I’m just returning to work and have discussed with my transplant team whether it would be advisable /beneficial for me to try again with my ‘new immune system’ to have the Hep B jab, they are happy to leave me to decide. I’m leaning towards not having it and just taking all precautions as I have done pre cancer. Much care


Hi @Deborah26

That’s interesting - thanks so much. Like you, I do work in a riskier area, and I may well come into contact with Hep B - so being vaccinated is a requirement of the post. I’m seeing OH soon, to try again, as it seems it may take several attempts to get a response.
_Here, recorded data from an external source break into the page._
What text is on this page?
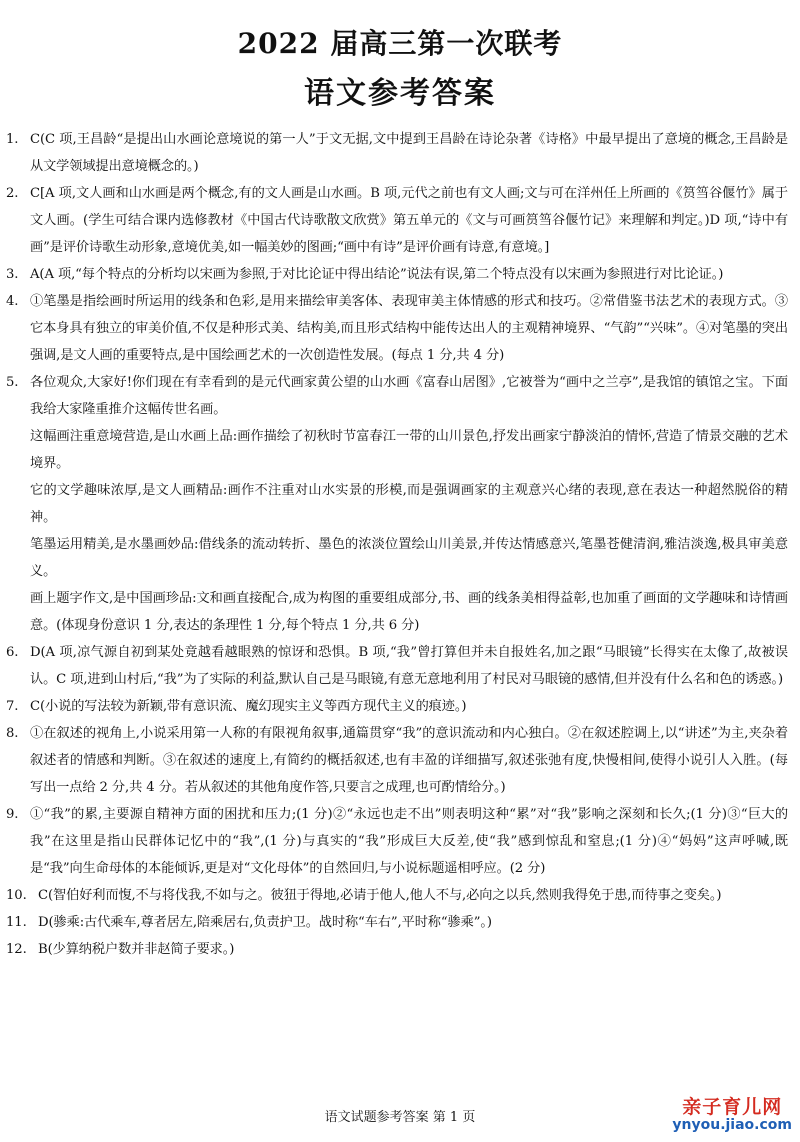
2022 届高三第一次联考
语文参考答案
1. C(C 项,王昌龄“是提出山水画论意境说的第一人”于文无据,文中提到王昌龄在诗论杂著《诗格》中最早提出了意境的概念,王昌龄是从文学领域提出意境概念的。)
2. C[A 项,文人画和山水画是两个概念,有的文人画是山水画。B 项,元代之前也有文人画;文与可在洋州任上所画的《筼筜谷偃竹》属于文人画。(学生可结合课内选修教材《中国古代诗歌散文欣赏》第五单元的《文与可画筼筜谷偃竹记》来理解和判定。)D 项,“诗中有画”是评价诗歌生动形象,意境优美,如一幅美妙的图画;“画中有诗”是评价画有诗意,有意境。]
3. A(A 项,“每个特点的分析均以宋画为参照,于对比论证中得出结论”说法有误,第二个特点没有以宋画为参照进行对比论证。)
4. ①笔墨是指绘画时所运用的线条和色彩,是用来描绘审美客体、表现审美主体情感的形式和技巧。②常借鉴书法艺术的表现方式。③它本身具有独立的审美价值,不仅是种形式美、结构美,而且形式结构中能传达出人的主观精神境界、“气韵”“兴味”。④对笔墨的突出强调,是文人画的重要特点,是中国绘画艺术的一次创造性发展。(每点 1 分,共 4 分)
5. 各位观众,大家好!你们现在有幸看到的是元代画家黄公望的山水画《富春山居图》,它被誉为“画中之兰亭”,是我馆的镇馆之宝。下面我给大家隆重推介这幅传世名画。
这幅画注重意境营造,是山水画上品:画作描绘了初秋时节富春江一带的山川景色,抒发出画家宁静淡泊的情怀,营造了情景交融的艺术境界。
它的文学趣味浓厚,是文人画精品:画作不注重对山水实景的形模,而是强调画家的主观意兴心绪的表现,意在表达一种超然脱俗的精神。
笔墨运用精美,是水墨画妙品:借线条的流动转折、墨色的浓淡位置绘山川美景,并传达情感意兴,笔墨苍健清润,雅洁淡逸,极具审美意义。
画上题字作文,是中国画珍品:文和画直接配合,成为构图的重要组成部分,书、画的线条美相得益彰,也加重了画面的文学趣味和诗情画意。(体现身份意识 1 分,表达的条理性 1 分,每个特点 1 分,共 6 分)
6. D(A 项,凉气源自初到某处竟越看越眼熟的惊讶和恐惧。B 项,“我”曾打算但并未自报姓名,加之跟“马眼镜”长得实在太像了,故被误认。C 项,进到山村后,“我”为了实际的利益,默认自己是马眼镜,有意无意地利用了村民对马眼镜的感情,但并没有什么名和色的诱惑。)
7. C(小说的写法较为新颖,带有意识流、魔幻现实主义等西方现代主义的痕迹。)
8. ①在叙述的视角上,小说采用第一人称的有限视角叙事,通篇贯穿“我”的意识流动和内心独白。②在叙述腔调上,以“讲述”为主,夹杂着叙述者的情感和判断。③在叙述的速度上,有简约的概括叙述,也有丰盈的详细描写,叙述张弛有度,快慢相间,使得小说引人入胜。(每写出一点给 2 分,共 4 分。若从叙述的其他角度作答,只要言之成理,也可酌情给分。)
9. ①“我”的累,主要源自精神方面的困扰和压力;(1 分)②“永远也走不出”则表明这种“累”对“我”影响之深刻和长久;(1 分)③“巨大的我”在这里是指山民群体记忆中的“我”,(1 分)与真实的“我”形成巨大反差,使“我”感到惊乱和窒息;(1 分)④“妈妈”这声呼喊,既是“我”向生命母体的本能倾诉,更是对“文化母体”的自然回归,与小说标题遥相呼应。(2 分)
10. C(智伯好利而愎,不与将伐我,不如与之。彼狃于得地,必请于他人,他人不与,必向之以兵,然则我得免于患,而待事之变矣。)
11. D(骖乘:古代乘车,尊者居左,陪乘居右,负责护卫。战时称“车右”,平时称“骖乘”。)
12. B(少算纳税户数并非赵简子要求。)
语文试题参考答案 第 1 页	亲子育儿网
ynyou.jiao.com
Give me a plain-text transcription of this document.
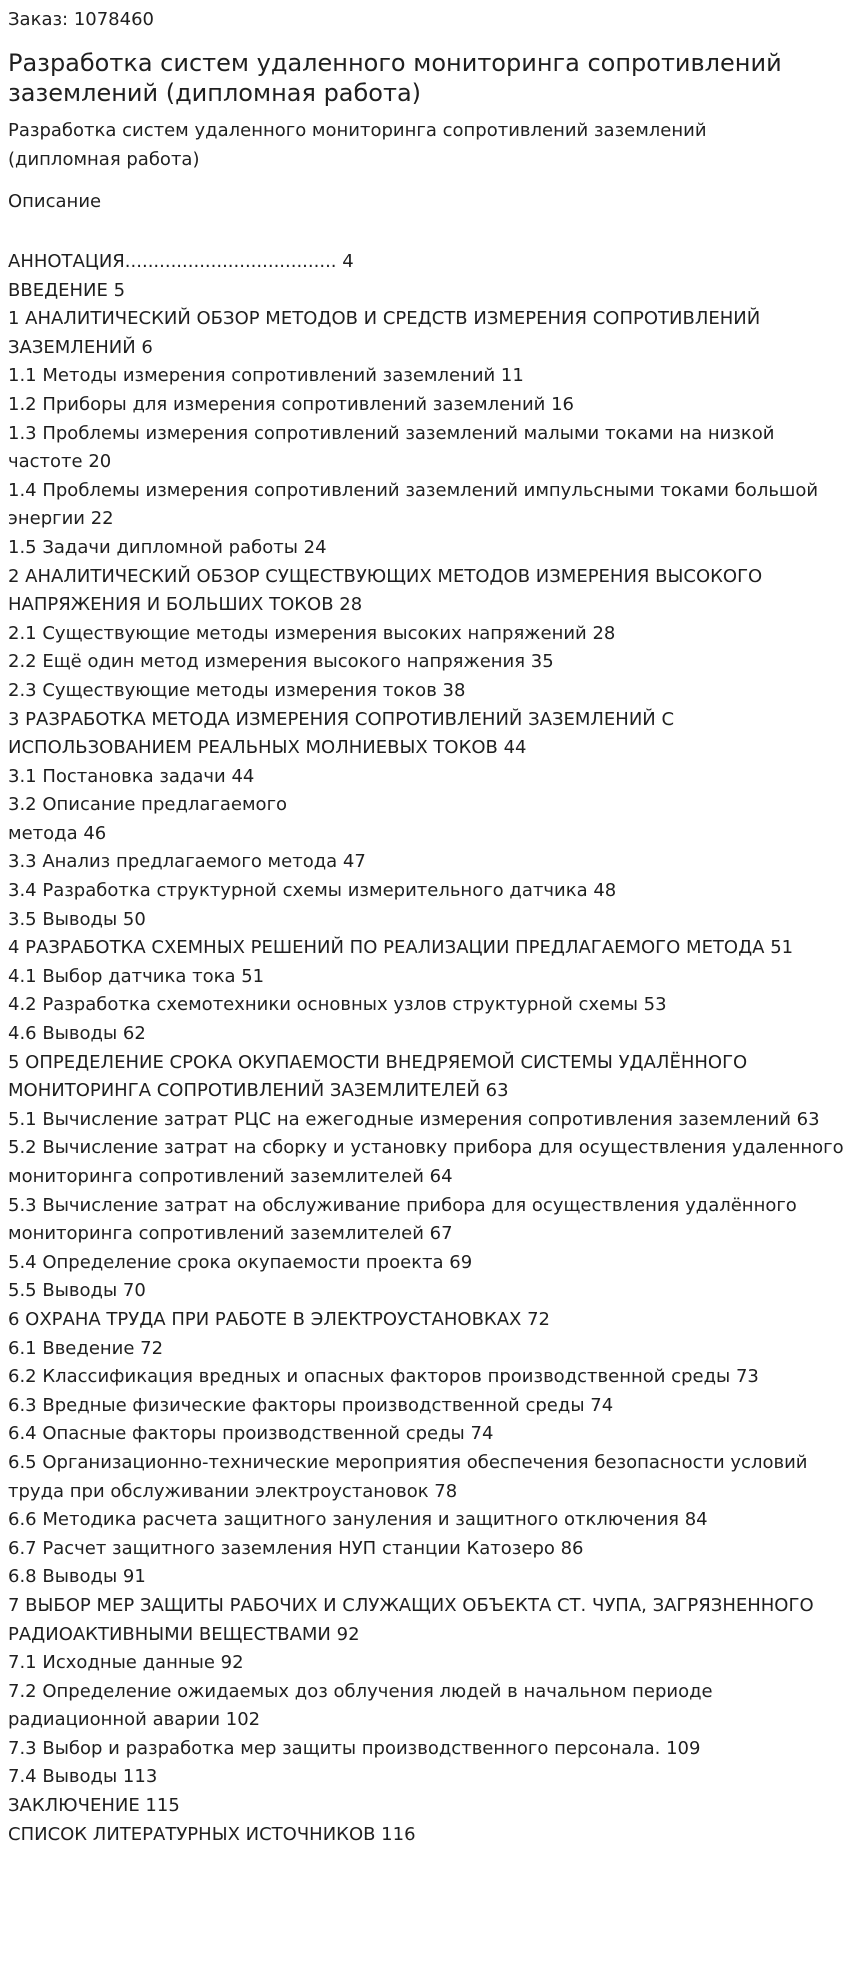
Заказ: 1078460
Разработка систем удаленного мониторинга сопротивлений заземлений (дипломная работа)
Разработка систем удаленного мониторинга сопротивлений заземлений (дипломная работа)
Описание
АННОТАЦИЯ..................................... 4
ВВЕДЕНИЕ 5
1 АНАЛИТИЧЕСКИЙ ОБЗОР МЕТОДОВ И СРЕДСТВ ИЗМЕРЕНИЯ СОПРОТИВЛЕНИЙ ЗАЗЕМЛЕНИЙ 6
1.1 Методы измерения сопротивлений заземлений 11
1.2 Приборы для измерения сопротивлений заземлений 16
1.3 Проблемы измерения сопротивлений заземлений малыми токами на низкой частоте 20
1.4 Проблемы измерения сопротивлений заземлений импульсными токами большой энергии 22
1.5 Задачи дипломной работы 24
2 АНАЛИТИЧЕСКИЙ ОБЗОР СУЩЕСТВУЮЩИХ МЕТОДОВ ИЗМЕРЕНИЯ ВЫСОКОГО НАПРЯЖЕНИЯ И БОЛЬШИХ ТОКОВ 28
2.1 Существующие методы измерения высоких напряжений 28
2.2 Ещё один метод измерения высокого напряжения 35
2.3 Существующие методы измерения токов 38
3 РАЗРАБОТКА МЕТОДА ИЗМЕРЕНИЯ СОПРОТИВЛЕНИЙ ЗАЗЕМЛЕНИЙ С ИСПОЛЬЗОВАНИЕМ РЕАЛЬНЫХ МОЛНИЕВЫХ ТОКОВ 44
3.1 Постановка задачи 44
3.2 Описание предлагаемого
метода 46
3.3 Анализ предлагаемого метода 47
3.4 Разработка структурной схемы измерительного датчика 48
3.5 Выводы 50
4 РАЗРАБОТКА СХЕМНЫХ РЕШЕНИЙ ПО РЕАЛИЗАЦИИ ПРЕДЛАГАЕМОГО МЕТОДА 51
4.1 Выбор датчика тока 51
4.2 Разработка схемотехники основных узлов структурной схемы 53
4.6 Выводы 62
5 ОПРЕДЕЛЕНИЕ СРОКА ОКУПАЕМОСТИ ВНЕДРЯЕМОЙ СИСТЕМЫ УДАЛЁННОГО МОНИТОРИНГА СОПРОТИВЛЕНИЙ ЗАЗЕМЛИТЕЛЕЙ 63
5.1 Вычисление затрат РЦС на ежегодные измерения сопротивления заземлений 63
5.2 Вычисление затрат на сборку и установку прибора для осуществления удаленного мониторинга сопротивлений заземлителей 64
5.3 Вычисление затрат на обслуживание прибора для осуществления удалённого мониторинга сопротивлений заземлителей 67
5.4 Определение срока окупаемости проекта 69
5.5 Выводы 70
6 ОХРАНА ТРУДА ПРИ РАБОТЕ В ЭЛЕКТРОУСТАНОВКАХ 72
6.1 Введение 72
6.2 Классификация вредных и опасных факторов производственной среды 73
6.3 Вредные физические факторы производственной среды 74
6.4 Опасные факторы производственной среды 74
6.5 Организационно-технические мероприятия обеспечения безопасности условий труда при обслуживании электроустановок 78
6.6 Методика расчета защитного зануления и защитного отключения 84
6.7 Расчет защитного заземления НУП станции Катозеро 86
6.8 Выводы 91
7 ВЫБОР МЕР ЗАЩИТЫ РАБОЧИХ И СЛУЖАЩИХ ОБЪЕКТА СТ. ЧУПА, ЗАГРЯЗНЕННОГО РАДИОАКТИВНЫМИ ВЕЩЕСТВАМИ 92
7.1 Исходные данные 92
7.2 Определение ожидаемых доз облучения людей в начальном периоде радиационной аварии 102
7.3 Выбор и разработка мер защиты производственного персонала. 109
7.4 Выводы 113
ЗАКЛЮЧЕНИЕ 115
СПИСОК ЛИТЕРАТУРНЫХ ИСТОЧНИКОВ 116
I was a responder to the vaccine pre-transplant, so (I think) that’s hopeful! I don’t know how insistent my employer will be about the vaccine if I don’t ever respond.I can’t imagine them wanting to lose anyone - I should think most employers are desperate to hang on to staff in these days of staff shortages.But similarly, if my immune system can’t respond to a vaccine, I dont really want to test it with a nasty BBV.

It has also made me wonder if I’ve responded well to any of my vaccines, although I’m not particularly worried about those.

Great to hear you’re going back to work too, @Deborah26. It helps to draw a line under the illness years and feel more normal again, doesn’t it? Are you going back full time? I stupidly tried that without a bit of a lead in to it, and it was too much for me, but 21 hours seems about right for me, after some trial and error. I hope you get the balance right for yourself.